On Monday, the new leader of the Green party, Natalie Bennett will be joining the mass trespass when protesters aim to scale the fence surrounding the land designated for the new power station to plant seeds to symbolise their hope that a third nuclear plant will not be built on the site and the land revert to nature.
Campaigners say they expect arrests.
Yesterday EDF, which runs the existing nuclear plant and wants to build the new twin reactor plant said: “We respect the rights of individuals to peaceful and lawful protest, however, we are also mindful of the pressure these events can place on the local community with whom we have strong links.
“Working alongside the relevant authorities, we have made efforts to minimise any potential impact on local residents while allowing the protesters who have travelled here today to have their say.”
Yesterday campaigners raised a temporary barn at the centre of their camp, on what they say is common land at North Wick Moor.
Activist Nikki Clarke said: ”EDF have demolished the historic barns and bat-roosts on the Hinkley C site, so we have raised a new one here, and we will keep coming back until these plans for a new radioactive waste factory have been abandoned.”
Stop New Nuclear member Theo Simon said: “This week has not been good for new nuclear in the UK. Chinese investors have pulled out, councillors in Cumbria have delayed a decision on storing future radioactive waste, and a report by Europe’s Energy Commission said the existing reactors across Europe will need a further £25 billion to make them safe.

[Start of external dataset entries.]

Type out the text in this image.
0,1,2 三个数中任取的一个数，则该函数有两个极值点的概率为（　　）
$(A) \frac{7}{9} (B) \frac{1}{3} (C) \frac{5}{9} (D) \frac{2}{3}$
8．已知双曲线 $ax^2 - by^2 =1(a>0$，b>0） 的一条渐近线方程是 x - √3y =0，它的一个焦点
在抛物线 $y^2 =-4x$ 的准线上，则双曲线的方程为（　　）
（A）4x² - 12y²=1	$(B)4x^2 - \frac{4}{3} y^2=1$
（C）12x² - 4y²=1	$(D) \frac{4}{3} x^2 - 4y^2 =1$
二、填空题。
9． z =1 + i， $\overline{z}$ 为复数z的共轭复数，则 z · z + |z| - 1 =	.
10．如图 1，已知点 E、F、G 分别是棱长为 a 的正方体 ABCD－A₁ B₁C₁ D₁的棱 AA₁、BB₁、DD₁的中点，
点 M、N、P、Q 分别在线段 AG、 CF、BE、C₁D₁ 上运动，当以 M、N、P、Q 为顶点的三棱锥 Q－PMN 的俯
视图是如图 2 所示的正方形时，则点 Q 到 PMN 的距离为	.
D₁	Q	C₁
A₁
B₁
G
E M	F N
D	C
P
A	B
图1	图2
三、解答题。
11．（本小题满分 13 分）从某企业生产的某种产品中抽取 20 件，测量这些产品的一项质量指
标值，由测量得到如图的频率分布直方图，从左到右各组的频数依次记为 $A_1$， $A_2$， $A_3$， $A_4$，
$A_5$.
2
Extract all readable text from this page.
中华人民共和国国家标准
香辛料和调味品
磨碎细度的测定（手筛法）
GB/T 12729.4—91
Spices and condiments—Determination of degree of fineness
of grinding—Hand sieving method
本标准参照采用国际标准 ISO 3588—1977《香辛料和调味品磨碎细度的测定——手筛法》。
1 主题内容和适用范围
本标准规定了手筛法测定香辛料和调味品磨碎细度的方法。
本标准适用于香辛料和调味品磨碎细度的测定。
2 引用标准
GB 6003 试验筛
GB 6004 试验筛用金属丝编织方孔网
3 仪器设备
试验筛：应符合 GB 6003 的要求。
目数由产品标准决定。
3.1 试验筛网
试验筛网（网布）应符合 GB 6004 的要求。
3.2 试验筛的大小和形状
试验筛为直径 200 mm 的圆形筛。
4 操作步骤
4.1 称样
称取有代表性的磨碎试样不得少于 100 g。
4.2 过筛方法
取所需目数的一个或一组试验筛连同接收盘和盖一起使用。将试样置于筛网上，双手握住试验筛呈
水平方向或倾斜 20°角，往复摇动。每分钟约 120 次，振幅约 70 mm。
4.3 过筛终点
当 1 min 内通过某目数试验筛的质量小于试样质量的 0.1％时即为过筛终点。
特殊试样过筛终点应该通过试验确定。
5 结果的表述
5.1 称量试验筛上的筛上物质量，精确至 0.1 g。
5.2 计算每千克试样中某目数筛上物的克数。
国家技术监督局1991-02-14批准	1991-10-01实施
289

“Nuclear is dead in the water and will only go ahead if corporations like EDF can get public subsidies from consumers and workers’ taxes– but that is like turkeys voting for Christmas.”
EDF said: “As the Government has said, the UK continues to need new nuclear power. We also greatly appreciate the support of the large majority of local residents who recognise the contribution we make to the area and the benefits that a new power station would bring to Somerset.
"Hinkley Point C is expected to generate a £100 million annual boost to the South West economy."